There was a lot expectation put on Mageean coming to London, even though at senior level she hasn’t yet earned the right to it, hasn’t yet delivered on the world stage.

Support people

I always feel uncomfortable when Ciara is unable to answer questions after her races, instead offloading the decision-making to her coach Jerry Kiernan.

There comes a time when an athlete has to take ownership of their decision -making and go out on a limb. You don’t have to announce these decisions, but it’s simply just making your mind up what you can realistically achieve and following through.

We all need coaches for guidance and setting out the training plan, but ultimately the individual athlete must know what they want to do and take the decision in their own hands.

There is sometimes too much dependence on the support people around an athlete who can walk you all the way to the final call-up room but once you step on the track there is only one person that can answer the questions.

And if you can’t find an answer instinctively and without hesitation you will be left wanting and wondering and unable to find the answers.

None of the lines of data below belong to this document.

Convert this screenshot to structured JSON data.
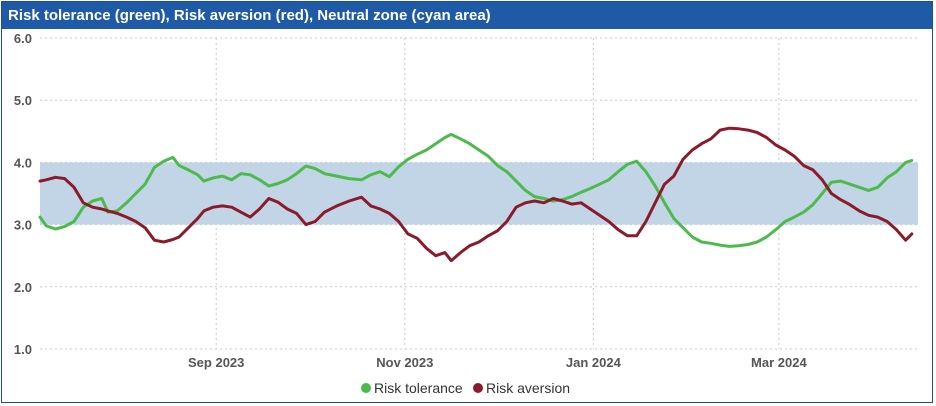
{
  "title": "Risk tolerance (green), Risk aversion (red), Neutral zone (cyan area)",
  "colors": {
    "risk_tolerance": "#4cbb4c",
    "risk_aversion": "#8b1a2b",
    "neutral_zone": "#c2d5e6",
    "title_bar": "#1f5aa6"
  },
  "chart_data": {
    "type": "line",
    "title": "Risk tolerance (green), Risk aversion (red), Neutral zone (cyan area)",
    "xlabel": "",
    "ylabel": "",
    "ylim": [
      1.0,
      6.0
    ],
    "yticks": [
      "1.0",
      "2.0",
      "3.0",
      "4.0",
      "5.0",
      "6.0"
    ],
    "xlim": [
      "2023-07-06",
      "2024-04-15"
    ],
    "xticks": [
      {
        "date": "2023-09-01",
        "label": "Sep 2023"
      },
      {
        "date": "2023-11-01",
        "label": "Nov 2023"
      },
      {
        "date": "2024-01-01",
        "label": "Jan 2024"
      },
      {
        "date": "2024-03-01",
        "label": "Mar 2024"
      }
    ],
    "neutral_zone": [
      3.0,
      4.0
    ],
    "grid": "dotted",
    "legend": "bottom",
    "series": [
      {
        "name": "Risk tolerance",
        "points": [
          [
            "2023-07-06",
            3.12
          ],
          [
            "2023-07-08",
            2.98
          ],
          [
            "2023-07-11",
            2.93
          ],
          [
            "2023-07-14",
            2.97
          ],
          [
            "2023-07-17",
            3.05
          ],
          [
            "2023-07-20",
            3.28
          ],
          [
            "2023-07-23",
            3.38
          ],
          [
            "2023-07-26",
            3.42
          ],
          [
            "2023-07-28",
            3.2
          ],
          [
            "2023-07-31",
            3.22
          ],
          [
            "2023-08-03",
            3.35
          ],
          [
            "2023-08-06",
            3.5
          ],
          [
            "2023-08-09",
            3.65
          ],
          [
            "2023-08-12",
            3.92
          ],
          [
            "2023-08-15",
            4.02
          ],
          [
            "2023-08-18",
            4.08
          ],
          [
            "2023-08-20",
            3.95
          ],
          [
            "2023-08-23",
            3.88
          ],
          [
            "2023-08-26",
            3.8
          ],
          [
            "2023-08-28",
            3.7
          ],
          [
            "2023-08-31",
            3.75
          ],
          [
            "2023-09-03",
            3.78
          ],
          [
            "2023-09-06",
            3.72
          ],
          [
            "2023-09-09",
            3.82
          ],
          [
            "2023-09-12",
            3.8
          ],
          [
            "2023-09-15",
            3.72
          ],
          [
            "2023-09-18",
            3.62
          ],
          [
            "2023-09-21",
            3.66
          ],
          [
            "2023-09-24",
            3.72
          ],
          [
            "2023-09-27",
            3.82
          ],
          [
            "2023-09-30",
            3.94
          ],
          [
            "2023-10-03",
            3.9
          ],
          [
            "2023-10-06",
            3.82
          ],
          [
            "2023-10-10",
            3.78
          ],
          [
            "2023-10-14",
            3.74
          ],
          [
            "2023-10-18",
            3.72
          ],
          [
            "2023-10-21",
            3.8
          ],
          [
            "2023-10-24",
            3.85
          ],
          [
            "2023-10-27",
            3.77
          ],
          [
            "2023-10-30",
            3.93
          ],
          [
            "2023-11-02",
            4.05
          ],
          [
            "2023-11-05",
            4.13
          ],
          [
            "2023-11-08",
            4.2
          ],
          [
            "2023-11-11",
            4.3
          ],
          [
            "2023-11-14",
            4.4
          ],
          [
            "2023-11-16",
            4.45
          ],
          [
            "2023-11-19",
            4.38
          ],
          [
            "2023-11-22",
            4.3
          ],
          [
            "2023-11-25",
            4.2
          ],
          [
            "2023-11-28",
            4.1
          ],
          [
            "2023-12-01",
            3.95
          ],
          [
            "2023-12-04",
            3.85
          ],
          [
            "2023-12-07",
            3.7
          ],
          [
            "2023-12-10",
            3.55
          ],
          [
            "2023-12-13",
            3.45
          ],
          [
            "2023-12-16",
            3.42
          ],
          [
            "2023-12-19",
            3.38
          ],
          [
            "2023-12-22",
            3.4
          ],
          [
            "2023-12-25",
            3.45
          ],
          [
            "2023-12-28",
            3.52
          ],
          [
            "2023-12-31",
            3.58
          ],
          [
            "2024-01-03",
            3.65
          ],
          [
            "2024-01-06",
            3.72
          ],
          [
            "2024-01-09",
            3.85
          ],
          [
            "2024-01-12",
            3.97
          ],
          [
            "2024-01-15",
            4.02
          ],
          [
            "2024-01-18",
            3.85
          ],
          [
            "2024-01-21",
            3.62
          ],
          [
            "2024-01-24",
            3.35
          ],
          [
            "2024-01-27",
            3.1
          ],
          [
            "2024-01-30",
            2.95
          ],
          [
            "2024-02-02",
            2.8
          ],
          [
            "2024-02-05",
            2.72
          ],
          [
            "2024-02-08",
            2.7
          ],
          [
            "2024-02-11",
            2.67
          ],
          [
            "2024-02-14",
            2.65
          ],
          [
            "2024-02-17",
            2.66
          ],
          [
            "2024-02-20",
            2.68
          ],
          [
            "2024-02-23",
            2.72
          ],
          [
            "2024-02-26",
            2.8
          ],
          [
            "2024-02-29",
            2.92
          ],
          [
            "2024-03-03",
            3.05
          ],
          [
            "2024-03-06",
            3.12
          ],
          [
            "2024-03-09",
            3.2
          ],
          [
            "2024-03-12",
            3.32
          ],
          [
            "2024-03-15",
            3.5
          ],
          [
            "2024-03-18",
            3.68
          ],
          [
            "2024-03-21",
            3.7
          ],
          [
            "2024-03-24",
            3.65
          ],
          [
            "2024-03-27",
            3.6
          ],
          [
            "2024-03-30",
            3.55
          ],
          [
            "2024-04-02",
            3.6
          ],
          [
            "2024-04-05",
            3.75
          ],
          [
            "2024-04-08",
            3.85
          ],
          [
            "2024-04-11",
            4.0
          ],
          [
            "2024-04-13",
            4.03
          ]
        ]
      },
      {
        "name": "Risk aversion",
        "points": [
          [
            "2023-07-06",
            3.7
          ],
          [
            "2023-07-08",
            3.72
          ],
          [
            "2023-07-11",
            3.76
          ],
          [
            "2023-07-14",
            3.74
          ],
          [
            "2023-07-17",
            3.6
          ],
          [
            "2023-07-20",
            3.35
          ],
          [
            "2023-07-23",
            3.28
          ],
          [
            "2023-07-26",
            3.25
          ],
          [
            "2023-07-28",
            3.22
          ],
          [
            "2023-07-31",
            3.18
          ],
          [
            "2023-08-03",
            3.12
          ],
          [
            "2023-08-06",
            3.05
          ],
          [
            "2023-08-09",
            2.95
          ],
          [
            "2023-08-12",
            2.75
          ],
          [
            "2023-08-15",
            2.72
          ],
          [
            "2023-08-18",
            2.76
          ],
          [
            "2023-08-20",
            2.8
          ],
          [
            "2023-08-23",
            2.95
          ],
          [
            "2023-08-26",
            3.1
          ],
          [
            "2023-08-28",
            3.22
          ],
          [
            "2023-08-31",
            3.28
          ],
          [
            "2023-09-03",
            3.3
          ],
          [
            "2023-09-06",
            3.28
          ],
          [
            "2023-09-09",
            3.2
          ],
          [
            "2023-09-12",
            3.12
          ],
          [
            "2023-09-15",
            3.25
          ],
          [
            "2023-09-18",
            3.42
          ],
          [
            "2023-09-21",
            3.36
          ],
          [
            "2023-09-24",
            3.25
          ],
          [
            "2023-09-27",
            3.18
          ],
          [
            "2023-09-30",
            3.0
          ],
          [
            "2023-10-03",
            3.05
          ],
          [
            "2023-10-06",
            3.2
          ],
          [
            "2023-10-10",
            3.3
          ],
          [
            "2023-10-14",
            3.38
          ],
          [
            "2023-10-18",
            3.44
          ],
          [
            "2023-10-21",
            3.3
          ],
          [
            "2023-10-24",
            3.25
          ],
          [
            "2023-10-27",
            3.18
          ],
          [
            "2023-10-30",
            3.05
          ],
          [
            "2023-11-02",
            2.85
          ],
          [
            "2023-11-05",
            2.78
          ],
          [
            "2023-11-08",
            2.62
          ],
          [
            "2023-11-11",
            2.5
          ],
          [
            "2023-11-14",
            2.55
          ],
          [
            "2023-11-16",
            2.42
          ],
          [
            "2023-11-19",
            2.55
          ],
          [
            "2023-11-22",
            2.66
          ],
          [
            "2023-11-25",
            2.72
          ],
          [
            "2023-11-28",
            2.82
          ],
          [
            "2023-12-01",
            2.9
          ],
          [
            "2023-12-04",
            3.05
          ],
          [
            "2023-12-07",
            3.28
          ],
          [
            "2023-12-10",
            3.35
          ],
          [
            "2023-12-13",
            3.38
          ],
          [
            "2023-12-16",
            3.35
          ],
          [
            "2023-12-19",
            3.42
          ],
          [
            "2023-12-22",
            3.38
          ],
          [
            "2023-12-25",
            3.33
          ],
          [
            "2023-12-28",
            3.35
          ],
          [
            "2023-12-31",
            3.25
          ],
          [
            "2024-01-03",
            3.15
          ],
          [
            "2024-01-06",
            3.05
          ],
          [
            "2024-01-09",
            2.92
          ],
          [
            "2024-01-12",
            2.82
          ],
          [
            "2024-01-15",
            2.82
          ],
          [
            "2024-01-18",
            3.05
          ],
          [
            "2024-01-21",
            3.35
          ],
          [
            "2024-01-24",
            3.65
          ],
          [
            "2024-01-27",
            3.78
          ],
          [
            "2024-01-30",
            4.05
          ],
          [
            "2024-02-02",
            4.2
          ],
          [
            "2024-02-05",
            4.3
          ],
          [
            "2024-02-08",
            4.38
          ],
          [
            "2024-02-11",
            4.52
          ],
          [
            "2024-02-14",
            4.55
          ],
          [
            "2024-02-17",
            4.54
          ],
          [
            "2024-02-20",
            4.52
          ],
          [
            "2024-02-23",
            4.48
          ],
          [
            "2024-02-26",
            4.4
          ],
          [
            "2024-02-29",
            4.28
          ],
          [
            "2024-03-03",
            4.2
          ],
          [
            "2024-03-06",
            4.1
          ],
          [
            "2024-03-09",
            3.95
          ],
          [
            "2024-03-12",
            3.88
          ],
          [
            "2024-03-15",
            3.72
          ],
          [
            "2024-03-18",
            3.5
          ],
          [
            "2024-03-21",
            3.4
          ],
          [
            "2024-03-24",
            3.32
          ],
          [
            "2024-03-27",
            3.22
          ],
          [
            "2024-03-30",
            3.15
          ],
          [
            "2024-04-02",
            3.12
          ],
          [
            "2024-04-05",
            3.05
          ],
          [
            "2024-04-08",
            2.92
          ],
          [
            "2024-04-11",
            2.75
          ],
          [
            "2024-04-13",
            2.85
          ]
        ]
      }
    ]
  }
}
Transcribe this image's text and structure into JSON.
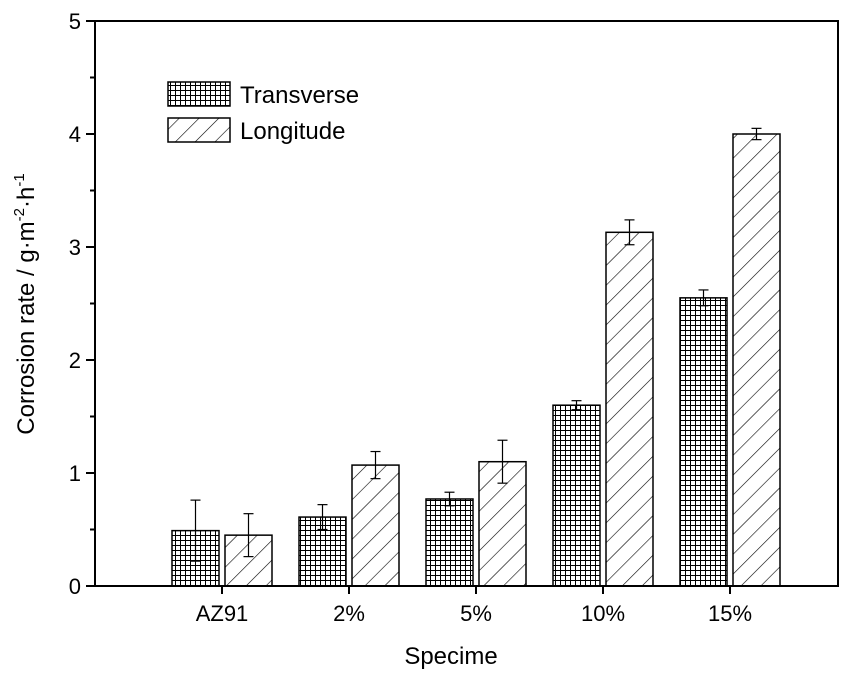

We all enjoy the comfort zone of an environment that we know and are comfortable with but there is no greater challenge than change in an athlete’s career.

As Caster Semenya said this week, about questions of her own racing situation, the same song played over and over again gets boring after a while. And sometimes there is no greater challenge than change in an athlete’s career.

But there comes a time when you have to throw out the old hymn sheets, because if you keep doing the same preparation over and over again you can’t possibly expect different results.